Do I trust the court? Yes, I trust the court. It was a professional good panel. There is no guarantee one is going to win a law case. I have always said this was a hard case. It was a 50/50 case because the contract was very tough on us in terms of shifting the risk on us. On the other hand, the government’s behavior was awful. And we have documented that the government’s behavior was bad. We could show that the government did not support the project. Our theory of the case was that the government’s conduct is so bad that under Georgian law you have to find that they have breached the contract by their conduct. And the government’s position was something not like the Georgian law position but more I would say English law saying that well, the problem is you accepted the risks and we had no obligation to help you. We think it’s strange, we disagree with the decision and again, the dissenting arbitrator absolutely makes this case which is that it’s very weird for the majority to say that we can acknowledge that the government engaged in all this misconduct, but even if it was in bad faith, they didn’t have the good faith obligation to help the project.
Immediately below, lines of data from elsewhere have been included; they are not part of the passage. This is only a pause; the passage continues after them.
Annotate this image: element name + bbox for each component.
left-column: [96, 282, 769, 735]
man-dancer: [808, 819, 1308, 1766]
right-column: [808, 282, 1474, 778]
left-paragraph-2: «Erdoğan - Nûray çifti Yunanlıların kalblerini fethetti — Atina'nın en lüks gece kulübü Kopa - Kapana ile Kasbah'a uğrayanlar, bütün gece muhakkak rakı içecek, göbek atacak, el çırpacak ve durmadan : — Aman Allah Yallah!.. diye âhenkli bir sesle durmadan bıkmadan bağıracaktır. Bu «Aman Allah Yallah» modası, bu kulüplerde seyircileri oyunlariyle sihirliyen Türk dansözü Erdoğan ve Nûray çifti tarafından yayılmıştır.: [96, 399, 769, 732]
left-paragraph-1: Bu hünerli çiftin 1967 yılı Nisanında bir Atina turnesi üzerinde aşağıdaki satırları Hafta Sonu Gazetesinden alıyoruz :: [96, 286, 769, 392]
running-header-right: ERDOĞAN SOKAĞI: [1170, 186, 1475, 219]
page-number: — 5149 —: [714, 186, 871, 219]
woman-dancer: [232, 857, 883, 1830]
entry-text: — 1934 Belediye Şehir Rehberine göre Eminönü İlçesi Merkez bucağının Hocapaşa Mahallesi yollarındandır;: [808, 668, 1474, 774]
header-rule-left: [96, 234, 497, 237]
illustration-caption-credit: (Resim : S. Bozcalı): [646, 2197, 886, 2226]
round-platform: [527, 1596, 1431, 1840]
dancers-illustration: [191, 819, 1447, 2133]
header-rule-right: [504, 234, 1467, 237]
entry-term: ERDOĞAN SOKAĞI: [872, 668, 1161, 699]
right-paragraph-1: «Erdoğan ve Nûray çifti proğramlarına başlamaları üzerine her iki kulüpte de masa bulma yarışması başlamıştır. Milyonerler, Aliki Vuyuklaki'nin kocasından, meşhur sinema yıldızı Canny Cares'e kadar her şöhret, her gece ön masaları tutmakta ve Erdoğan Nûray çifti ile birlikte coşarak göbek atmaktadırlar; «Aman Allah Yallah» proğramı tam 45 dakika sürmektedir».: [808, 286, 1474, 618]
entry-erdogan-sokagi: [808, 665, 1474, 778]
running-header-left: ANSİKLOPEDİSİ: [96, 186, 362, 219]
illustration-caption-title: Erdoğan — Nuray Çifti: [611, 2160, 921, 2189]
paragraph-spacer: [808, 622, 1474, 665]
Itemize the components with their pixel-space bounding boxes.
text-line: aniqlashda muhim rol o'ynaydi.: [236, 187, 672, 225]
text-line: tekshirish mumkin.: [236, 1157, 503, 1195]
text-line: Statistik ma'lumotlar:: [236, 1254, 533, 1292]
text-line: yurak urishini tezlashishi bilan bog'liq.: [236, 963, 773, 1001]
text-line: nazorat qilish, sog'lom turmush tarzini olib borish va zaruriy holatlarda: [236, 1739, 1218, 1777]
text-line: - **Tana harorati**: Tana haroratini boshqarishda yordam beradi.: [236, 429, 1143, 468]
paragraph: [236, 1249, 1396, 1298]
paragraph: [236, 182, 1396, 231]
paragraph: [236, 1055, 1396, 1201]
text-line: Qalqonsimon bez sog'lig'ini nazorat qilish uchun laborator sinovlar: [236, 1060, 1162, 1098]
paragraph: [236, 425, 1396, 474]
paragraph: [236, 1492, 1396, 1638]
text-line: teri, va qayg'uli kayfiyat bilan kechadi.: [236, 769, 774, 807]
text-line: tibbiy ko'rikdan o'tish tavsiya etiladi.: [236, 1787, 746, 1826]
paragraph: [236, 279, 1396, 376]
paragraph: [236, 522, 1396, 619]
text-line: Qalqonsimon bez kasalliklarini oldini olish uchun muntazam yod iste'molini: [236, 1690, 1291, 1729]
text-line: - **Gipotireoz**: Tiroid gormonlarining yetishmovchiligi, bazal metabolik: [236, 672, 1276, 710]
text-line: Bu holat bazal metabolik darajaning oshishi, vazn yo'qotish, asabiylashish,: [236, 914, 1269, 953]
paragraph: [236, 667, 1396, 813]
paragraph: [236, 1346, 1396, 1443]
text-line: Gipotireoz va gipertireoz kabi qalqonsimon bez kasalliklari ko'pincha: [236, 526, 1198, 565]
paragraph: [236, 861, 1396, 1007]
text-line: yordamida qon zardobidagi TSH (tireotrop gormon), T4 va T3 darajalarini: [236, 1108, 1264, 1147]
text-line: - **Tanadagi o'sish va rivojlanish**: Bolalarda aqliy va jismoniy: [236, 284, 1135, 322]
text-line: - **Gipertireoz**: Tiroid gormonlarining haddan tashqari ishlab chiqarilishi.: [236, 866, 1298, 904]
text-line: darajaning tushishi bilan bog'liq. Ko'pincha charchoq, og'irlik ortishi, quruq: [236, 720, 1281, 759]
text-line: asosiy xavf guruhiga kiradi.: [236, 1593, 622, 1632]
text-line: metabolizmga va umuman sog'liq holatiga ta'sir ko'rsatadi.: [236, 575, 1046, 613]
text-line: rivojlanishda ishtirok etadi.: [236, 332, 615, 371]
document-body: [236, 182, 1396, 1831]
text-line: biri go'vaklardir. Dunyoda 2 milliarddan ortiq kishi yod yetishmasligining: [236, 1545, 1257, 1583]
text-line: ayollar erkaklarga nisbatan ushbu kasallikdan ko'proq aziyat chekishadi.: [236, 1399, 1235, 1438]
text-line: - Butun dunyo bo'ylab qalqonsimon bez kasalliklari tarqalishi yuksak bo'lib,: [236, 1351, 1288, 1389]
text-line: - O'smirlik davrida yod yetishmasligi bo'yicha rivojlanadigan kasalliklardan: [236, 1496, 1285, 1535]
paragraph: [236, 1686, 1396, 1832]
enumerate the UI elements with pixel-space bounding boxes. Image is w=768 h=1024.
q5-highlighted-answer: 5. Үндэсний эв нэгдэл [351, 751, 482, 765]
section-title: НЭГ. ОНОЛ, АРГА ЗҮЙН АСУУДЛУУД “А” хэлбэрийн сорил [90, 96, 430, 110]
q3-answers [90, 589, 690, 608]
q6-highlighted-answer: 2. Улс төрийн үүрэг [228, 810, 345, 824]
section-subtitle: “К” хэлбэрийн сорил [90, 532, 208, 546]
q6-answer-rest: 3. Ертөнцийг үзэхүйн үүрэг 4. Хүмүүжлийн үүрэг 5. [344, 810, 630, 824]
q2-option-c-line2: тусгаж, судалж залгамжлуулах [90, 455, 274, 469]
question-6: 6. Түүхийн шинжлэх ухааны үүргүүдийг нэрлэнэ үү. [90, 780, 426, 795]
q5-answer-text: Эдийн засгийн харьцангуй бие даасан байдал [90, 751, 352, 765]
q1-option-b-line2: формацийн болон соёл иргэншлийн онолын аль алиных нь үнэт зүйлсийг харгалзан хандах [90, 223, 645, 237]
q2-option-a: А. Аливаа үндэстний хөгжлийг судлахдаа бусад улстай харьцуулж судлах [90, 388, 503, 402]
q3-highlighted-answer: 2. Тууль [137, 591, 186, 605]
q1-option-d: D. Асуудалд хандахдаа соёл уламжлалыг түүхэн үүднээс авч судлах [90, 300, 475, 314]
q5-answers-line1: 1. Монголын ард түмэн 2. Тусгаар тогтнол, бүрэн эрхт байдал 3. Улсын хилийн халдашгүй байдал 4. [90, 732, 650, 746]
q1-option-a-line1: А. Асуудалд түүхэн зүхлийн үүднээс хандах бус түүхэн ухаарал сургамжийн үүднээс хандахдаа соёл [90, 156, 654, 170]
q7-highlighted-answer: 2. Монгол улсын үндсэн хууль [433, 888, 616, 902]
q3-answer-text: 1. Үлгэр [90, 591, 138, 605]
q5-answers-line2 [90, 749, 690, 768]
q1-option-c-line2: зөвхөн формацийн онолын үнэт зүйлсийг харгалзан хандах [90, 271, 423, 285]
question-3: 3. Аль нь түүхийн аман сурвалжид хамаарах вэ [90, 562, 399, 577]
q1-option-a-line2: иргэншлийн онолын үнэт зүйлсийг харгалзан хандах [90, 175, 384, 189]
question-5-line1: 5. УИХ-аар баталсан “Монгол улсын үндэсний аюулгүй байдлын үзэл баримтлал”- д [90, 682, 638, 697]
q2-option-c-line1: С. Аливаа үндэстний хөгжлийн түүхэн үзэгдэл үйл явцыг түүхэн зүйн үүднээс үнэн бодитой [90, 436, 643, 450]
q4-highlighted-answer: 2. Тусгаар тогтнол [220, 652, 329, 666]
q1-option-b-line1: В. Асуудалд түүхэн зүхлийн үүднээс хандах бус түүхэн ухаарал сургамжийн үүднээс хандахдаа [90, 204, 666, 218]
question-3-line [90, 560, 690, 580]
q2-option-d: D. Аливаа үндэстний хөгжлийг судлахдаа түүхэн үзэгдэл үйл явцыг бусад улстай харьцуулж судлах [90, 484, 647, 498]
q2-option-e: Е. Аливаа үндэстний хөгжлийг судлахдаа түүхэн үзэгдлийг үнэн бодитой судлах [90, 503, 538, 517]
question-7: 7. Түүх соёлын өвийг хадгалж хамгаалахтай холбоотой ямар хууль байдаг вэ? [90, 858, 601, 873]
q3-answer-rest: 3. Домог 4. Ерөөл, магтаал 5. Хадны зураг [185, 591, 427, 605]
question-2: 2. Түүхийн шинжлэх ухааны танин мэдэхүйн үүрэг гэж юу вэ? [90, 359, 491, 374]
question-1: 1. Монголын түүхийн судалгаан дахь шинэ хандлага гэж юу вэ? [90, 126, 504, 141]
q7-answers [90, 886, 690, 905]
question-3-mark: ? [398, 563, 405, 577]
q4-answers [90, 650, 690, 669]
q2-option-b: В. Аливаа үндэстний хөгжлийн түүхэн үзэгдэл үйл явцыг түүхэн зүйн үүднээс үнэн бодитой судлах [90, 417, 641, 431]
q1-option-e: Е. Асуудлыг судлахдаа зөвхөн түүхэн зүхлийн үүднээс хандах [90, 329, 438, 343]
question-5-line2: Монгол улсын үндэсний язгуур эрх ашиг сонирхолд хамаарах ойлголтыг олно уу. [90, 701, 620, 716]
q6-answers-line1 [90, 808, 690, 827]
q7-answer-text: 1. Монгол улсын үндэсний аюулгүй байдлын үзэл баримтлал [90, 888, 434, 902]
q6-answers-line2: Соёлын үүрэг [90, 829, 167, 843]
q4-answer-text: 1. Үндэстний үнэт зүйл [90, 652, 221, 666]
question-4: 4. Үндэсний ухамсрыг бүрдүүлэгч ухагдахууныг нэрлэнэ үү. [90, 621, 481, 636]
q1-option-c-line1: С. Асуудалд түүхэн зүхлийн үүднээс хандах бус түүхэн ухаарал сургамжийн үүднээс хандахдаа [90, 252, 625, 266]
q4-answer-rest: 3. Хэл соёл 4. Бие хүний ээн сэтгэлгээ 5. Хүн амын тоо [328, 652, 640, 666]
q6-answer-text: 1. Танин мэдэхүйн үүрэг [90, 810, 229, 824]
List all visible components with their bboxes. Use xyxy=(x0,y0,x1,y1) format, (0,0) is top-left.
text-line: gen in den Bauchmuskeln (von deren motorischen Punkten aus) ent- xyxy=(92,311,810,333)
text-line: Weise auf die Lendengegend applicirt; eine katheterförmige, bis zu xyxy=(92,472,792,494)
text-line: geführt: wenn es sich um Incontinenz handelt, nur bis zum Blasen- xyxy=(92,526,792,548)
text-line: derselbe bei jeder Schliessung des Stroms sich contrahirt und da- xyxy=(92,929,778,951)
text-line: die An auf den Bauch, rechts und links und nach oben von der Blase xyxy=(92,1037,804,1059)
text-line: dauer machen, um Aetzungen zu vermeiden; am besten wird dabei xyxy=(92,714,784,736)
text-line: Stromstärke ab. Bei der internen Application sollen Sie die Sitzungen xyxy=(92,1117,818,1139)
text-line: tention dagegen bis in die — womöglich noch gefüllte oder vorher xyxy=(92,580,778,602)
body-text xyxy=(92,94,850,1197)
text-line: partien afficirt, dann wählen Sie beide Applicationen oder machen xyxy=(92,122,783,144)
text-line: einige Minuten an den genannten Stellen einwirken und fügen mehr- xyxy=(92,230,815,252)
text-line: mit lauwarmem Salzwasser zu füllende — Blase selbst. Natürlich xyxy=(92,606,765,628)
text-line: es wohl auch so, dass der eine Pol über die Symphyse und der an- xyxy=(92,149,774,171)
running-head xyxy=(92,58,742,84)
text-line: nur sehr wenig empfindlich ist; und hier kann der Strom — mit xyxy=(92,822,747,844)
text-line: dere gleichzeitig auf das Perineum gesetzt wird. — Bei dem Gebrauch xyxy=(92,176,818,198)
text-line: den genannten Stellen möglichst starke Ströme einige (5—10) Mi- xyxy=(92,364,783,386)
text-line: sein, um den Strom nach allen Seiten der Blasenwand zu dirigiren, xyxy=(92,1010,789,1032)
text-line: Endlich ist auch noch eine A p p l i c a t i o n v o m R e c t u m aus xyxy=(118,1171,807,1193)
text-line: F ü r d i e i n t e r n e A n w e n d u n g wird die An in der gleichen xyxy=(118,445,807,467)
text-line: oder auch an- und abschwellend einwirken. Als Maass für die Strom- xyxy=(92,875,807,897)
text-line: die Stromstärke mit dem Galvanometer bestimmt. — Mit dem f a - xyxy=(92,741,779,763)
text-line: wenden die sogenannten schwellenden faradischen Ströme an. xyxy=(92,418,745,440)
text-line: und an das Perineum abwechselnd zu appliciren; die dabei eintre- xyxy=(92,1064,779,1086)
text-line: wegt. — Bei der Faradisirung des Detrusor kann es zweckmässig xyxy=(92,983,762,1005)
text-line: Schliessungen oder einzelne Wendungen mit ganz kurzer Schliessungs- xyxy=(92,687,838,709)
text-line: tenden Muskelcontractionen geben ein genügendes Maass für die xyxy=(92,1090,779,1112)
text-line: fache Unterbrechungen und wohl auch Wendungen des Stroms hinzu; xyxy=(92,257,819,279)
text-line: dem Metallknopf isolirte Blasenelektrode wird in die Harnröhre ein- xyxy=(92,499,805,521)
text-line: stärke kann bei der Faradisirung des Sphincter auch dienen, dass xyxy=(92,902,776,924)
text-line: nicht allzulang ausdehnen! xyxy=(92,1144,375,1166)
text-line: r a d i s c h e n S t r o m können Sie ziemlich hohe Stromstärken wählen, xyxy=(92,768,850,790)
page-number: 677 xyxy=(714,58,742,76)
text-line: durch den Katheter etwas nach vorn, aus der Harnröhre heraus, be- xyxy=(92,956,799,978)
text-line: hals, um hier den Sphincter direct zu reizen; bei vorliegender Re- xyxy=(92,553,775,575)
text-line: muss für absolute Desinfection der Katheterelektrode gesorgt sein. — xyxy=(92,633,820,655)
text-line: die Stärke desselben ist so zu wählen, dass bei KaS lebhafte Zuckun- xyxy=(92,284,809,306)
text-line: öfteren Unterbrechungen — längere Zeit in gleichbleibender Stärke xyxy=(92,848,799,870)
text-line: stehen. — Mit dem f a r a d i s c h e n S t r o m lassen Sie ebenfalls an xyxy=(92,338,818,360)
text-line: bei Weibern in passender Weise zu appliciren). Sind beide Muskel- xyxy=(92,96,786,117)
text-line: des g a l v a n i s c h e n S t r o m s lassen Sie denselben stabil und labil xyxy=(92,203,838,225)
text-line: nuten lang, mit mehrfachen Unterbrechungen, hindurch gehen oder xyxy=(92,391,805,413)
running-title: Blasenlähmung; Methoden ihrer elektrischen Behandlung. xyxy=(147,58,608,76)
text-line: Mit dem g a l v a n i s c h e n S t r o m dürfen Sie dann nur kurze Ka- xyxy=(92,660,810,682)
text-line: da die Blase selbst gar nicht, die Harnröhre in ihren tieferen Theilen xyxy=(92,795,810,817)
So they took this very narrow view of the contract. Again, there was this causation issue. Look, when I look at this case and look at this case objectively, there was essentially a pathway for the government to win and there was a pathway for us to win on the law and two of the arbitrator agreed it was the government. That’s the way it is. It was always a tough, and a close and difficult case. The dissent points it out and we would point it out that they did not adequately consider the reality, the real context of what was going on, the importance of the government support in a project like this, so there were factors like that.
From this standpoint, was it right for the ADC to create all this buzz and to create the expectations that the whole geopolitical context of Anaklia Port project would be examined at the arbitration court?
First of all, they are there to look at the law. They are not there to make political decisions. I never expected – nobody on our side expected – that arbitration panel would rule in our favor because they saw this as representing the West and they saw the GD representing Russian interest or something like that. We’re lawyers. We’re professionals. That’s not the way you argue the case.
So that wasn’t in the case?
We had to explain how did it happen that the GD government started out supporting this case and then stopped supporting it. Nobody actually still knows the answer to that question. Was it Russian pressure? We said, yes, it might have been the Russian pressure. You and I have talked before that Roman Kakulia, the Chairman of the Economic Committee in January 2020, GD senior parliamentarian said in a TV interview that Bidzina [Ivanishvili] did it because of Russian pressure. So, there was absolutely evidence including from GD’s own politicians that Bidzina was protecting Georgia from Russian pressure by killing this project. But there are other theories what Bidzina’s interest was – he didn’t like Mamuka [Khazaradze], He didn’t like Kvirikashvili [ex-PM]..
Overall, the outcome is what it is ..
The outcome is what it is. I want to emphasize something: All this stuff that we are talking about, I’m sorry, is not that important in the public sphere. What is important in the public sphere is that this project still has not been built, and the government is in an absolute mess today in its policy about ports.